MicrosoftはTypeScript 1.4をリリースした。これは、同社のJavaScript言語の拡張の最新バージョンだ。ユニオン型のような新しい特徴が追加され、かつ、ECMAScript 6をターゲットにするモードも備えている。
ユニオン型は期待を集めていた特徴だ。JavaScriptのコードの場合、関数のパラメータは実行時にチェックされ、振る舞いが決まる。このような場合、TypeScriptのユニオン型が型チェックを改善する。リリースの発表には、次のような例が記載されている。
function f(x: number | number[]) {
if (typeof x === "number") {
return x + 10;
}
else {
// return sum of numbers
}
}
typeof
型のガードによって、条件に基づいたことなる型の推論ができる。FacebookのFlowもに多様な型のチェックをサポートしている。

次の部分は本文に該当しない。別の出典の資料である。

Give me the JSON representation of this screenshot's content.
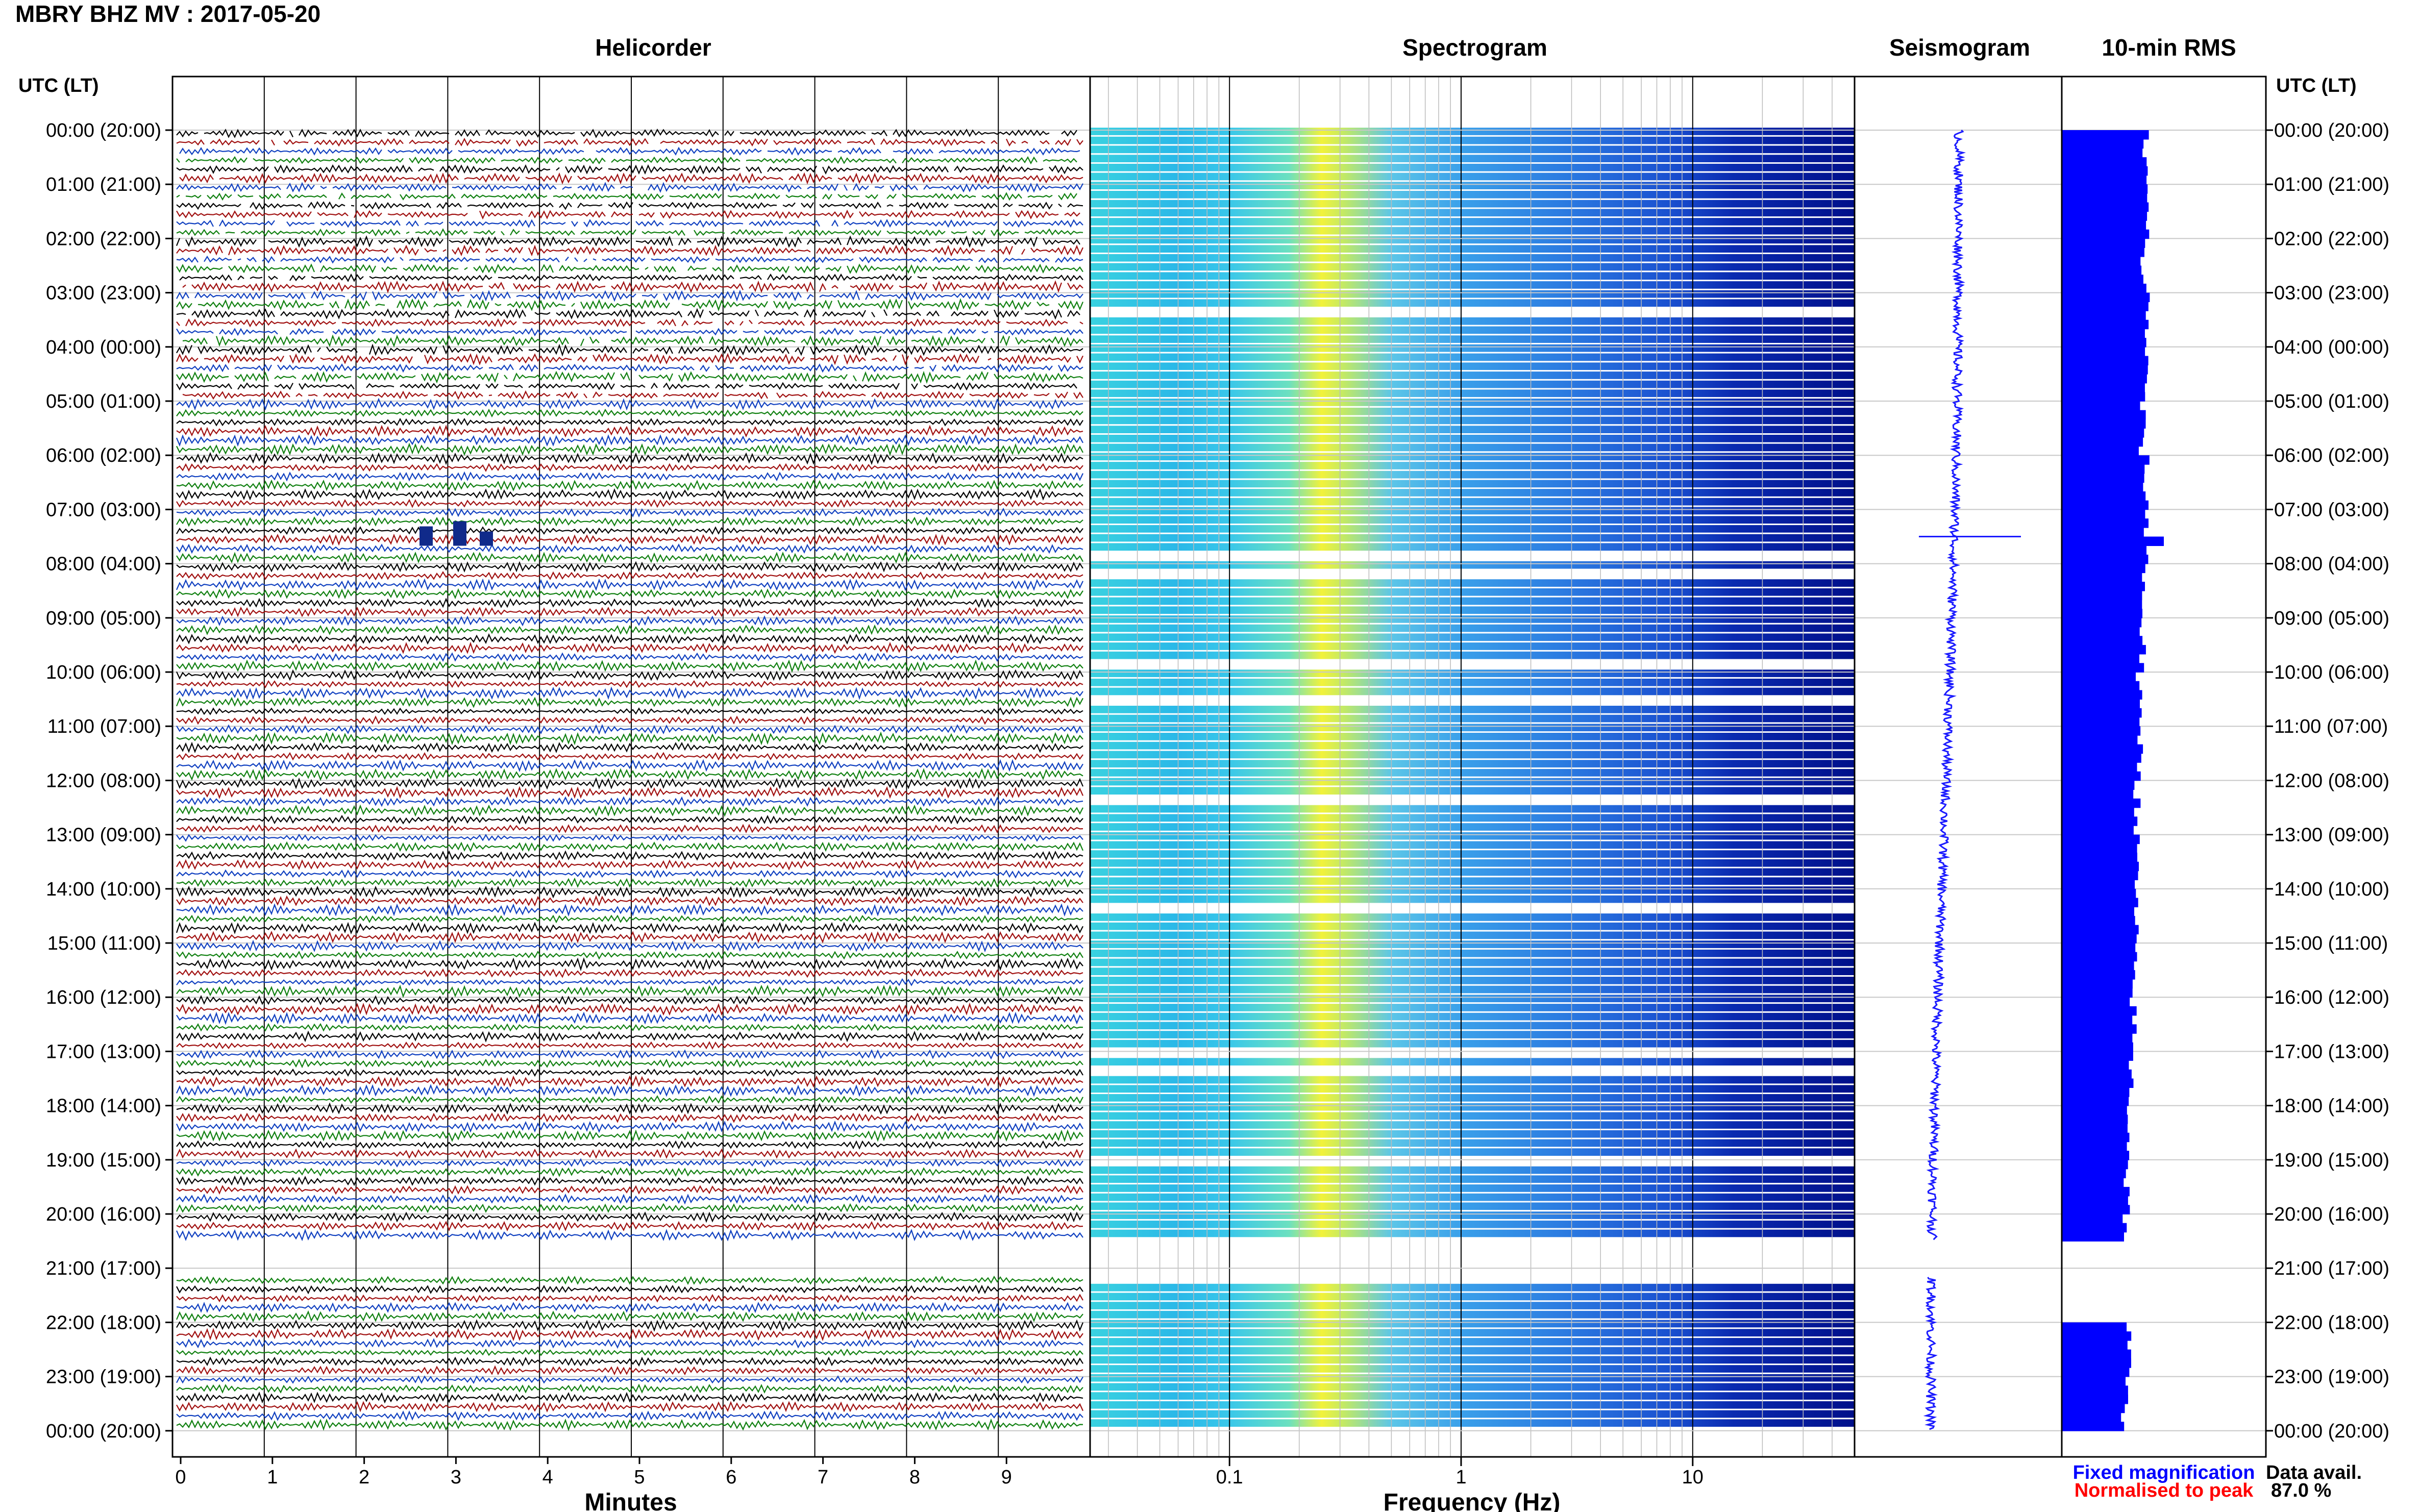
{
  "page_title": "MBRY BHZ MV : 2017-05-20",
  "panels": {
    "helicorder": "Helicorder",
    "spectrogram": "Spectrogram",
    "seismogram": "Seismogram",
    "rms": "10-min RMS"
  },
  "time_axis_header": "UTC (LT)",
  "time_labels": [
    "00:00 (20:00)",
    "01:00 (21:00)",
    "02:00 (22:00)",
    "03:00 (23:00)",
    "04:00 (00:00)",
    "05:00 (01:00)",
    "06:00 (02:00)",
    "07:00 (03:00)",
    "08:00 (04:00)",
    "09:00 (05:00)",
    "10:00 (06:00)",
    "11:00 (07:00)",
    "12:00 (08:00)",
    "13:00 (09:00)",
    "14:00 (10:00)",
    "15:00 (11:00)",
    "16:00 (12:00)",
    "17:00 (13:00)",
    "18:00 (14:00)",
    "19:00 (15:00)",
    "20:00 (16:00)",
    "21:00 (17:00)",
    "22:00 (18:00)",
    "23:00 (19:00)",
    "00:00 (20:00)"
  ],
  "footer": {
    "fixed_magnification": "Fixed magnification",
    "normalised_to_peak": "Normalised to peak",
    "data_avail_label": "Data avail.",
    "data_avail_value": "87.0 %"
  },
  "colors": {
    "trace_cycle": [
      "#000000",
      "#a01010",
      "#1040c0",
      "#108010"
    ],
    "rms_bar": "#0000ff",
    "fixed_magnification": "#0000ff",
    "normalised_to_peak": "#ff0000"
  },
  "chart_data": [
    {
      "type": "line",
      "title": "Helicorder",
      "xlabel": "Minutes",
      "ylabel": "UTC (LT)",
      "x_ticks": [
        "0",
        "1",
        "2",
        "3",
        "4",
        "5",
        "6",
        "7",
        "8",
        "9"
      ],
      "xlim": [
        0,
        10
      ],
      "rows_per_hour": 6,
      "total_rows": 144,
      "gaps_hours": [
        [
          20.5,
          21.1
        ]
      ],
      "event_hour": 7.5
    },
    {
      "type": "heatmap",
      "title": "Spectrogram",
      "xlabel": "Frequency (Hz)",
      "x_scale": "log",
      "xlim": [
        0.025,
        50
      ],
      "x_ticks": [
        "0.1",
        "1",
        "10"
      ],
      "colormap": "jet",
      "peak_frequency_hz": 0.25
    },
    {
      "type": "line",
      "title": "Seismogram",
      "note": "one trace per 10-min row, fixed magnification",
      "event_hour": 7.5
    },
    {
      "type": "bar",
      "title": "10-min RMS",
      "orientation": "horizontal",
      "rms_hourly_relative": [
        0.82,
        0.83,
        0.8,
        0.84,
        0.82,
        0.79,
        0.82,
        0.84,
        0.8,
        0.79,
        0.75,
        0.77,
        0.74,
        0.73,
        0.72,
        0.7,
        0.7,
        0.68,
        0.66,
        0.64,
        0.63,
        null,
        0.65,
        0.62
      ]
    }
  ]
}
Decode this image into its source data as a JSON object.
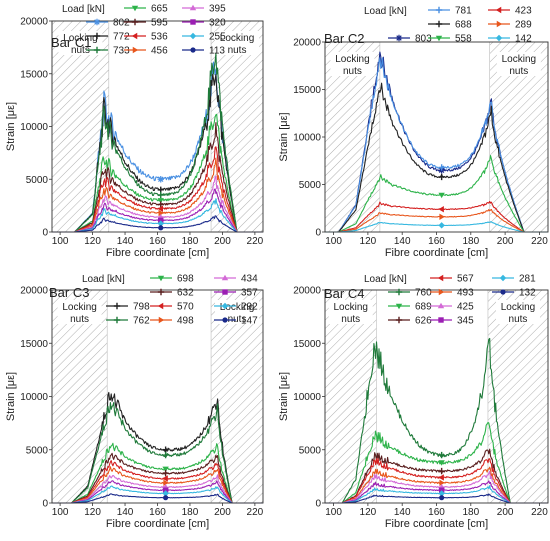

DefinitelyTypedプロジェクトの貢献者であるJohn Reilly氏はTypeScript 1.4の前と後のangular-route.d.ts
の違いについて示している。
TypeScript 1.4以前は関数をオーバーロード可能でしたが、インターフェースのメンバをオーバーロードはできません。ということは、このようなプロパティをモデル化する唯一の方法は、すべてのシナリオに適合する最良の共通型を見つけることでした。つまり、常に任意型を使うことになります。この方法はうまくいきますが、関数を利用する側のコードに型の安全を保証しません。
ES6の機能であるlet
とconst
は1.4で使えるようになるが、ES6をターゲットにしてコンパイルした場合にのみ使える。将来的には、MicrosoftはこのサポートをES5ターゲットに広げるつもりだ。ES5モードでも動作する新しいES6の特徴として基本テンプレート文字列がサポートされている。これは、テンプレートをシングルクオートで囲む。
var width = 640;
var height = 480;
var areaDisplay = `The pixel count is ${width * height}`;
タグ付きテンプレート文字列はES6をターゲットにしたときに利用できる。
MicrosoftはTypeScript 2.0で、"ECMAScript 6の標準を完全にサポート"することを目標にしている。バージョン1.4は重要な更新だが、まだやるべきことは残されている。Kangax ES6 Compatibility Tableによれば、TypeScriptの互換性は8%で、ライバルに遅れをとっている。しかし、TypeScriptの目的は単にES6との互換性を担保するだけではない。6to5のような純粋なES6翻訳機とは違う目標を持っている。
TypeScriptロードマップによれば、次のリリース(バージョン1.5)ではfor..of
とデストラクタをサポートする予定。
TypeScript 1.4はVisual Studio 2015 CTP5、Visual Studio 2013、NPM、TypeScript playgroundで利用できる。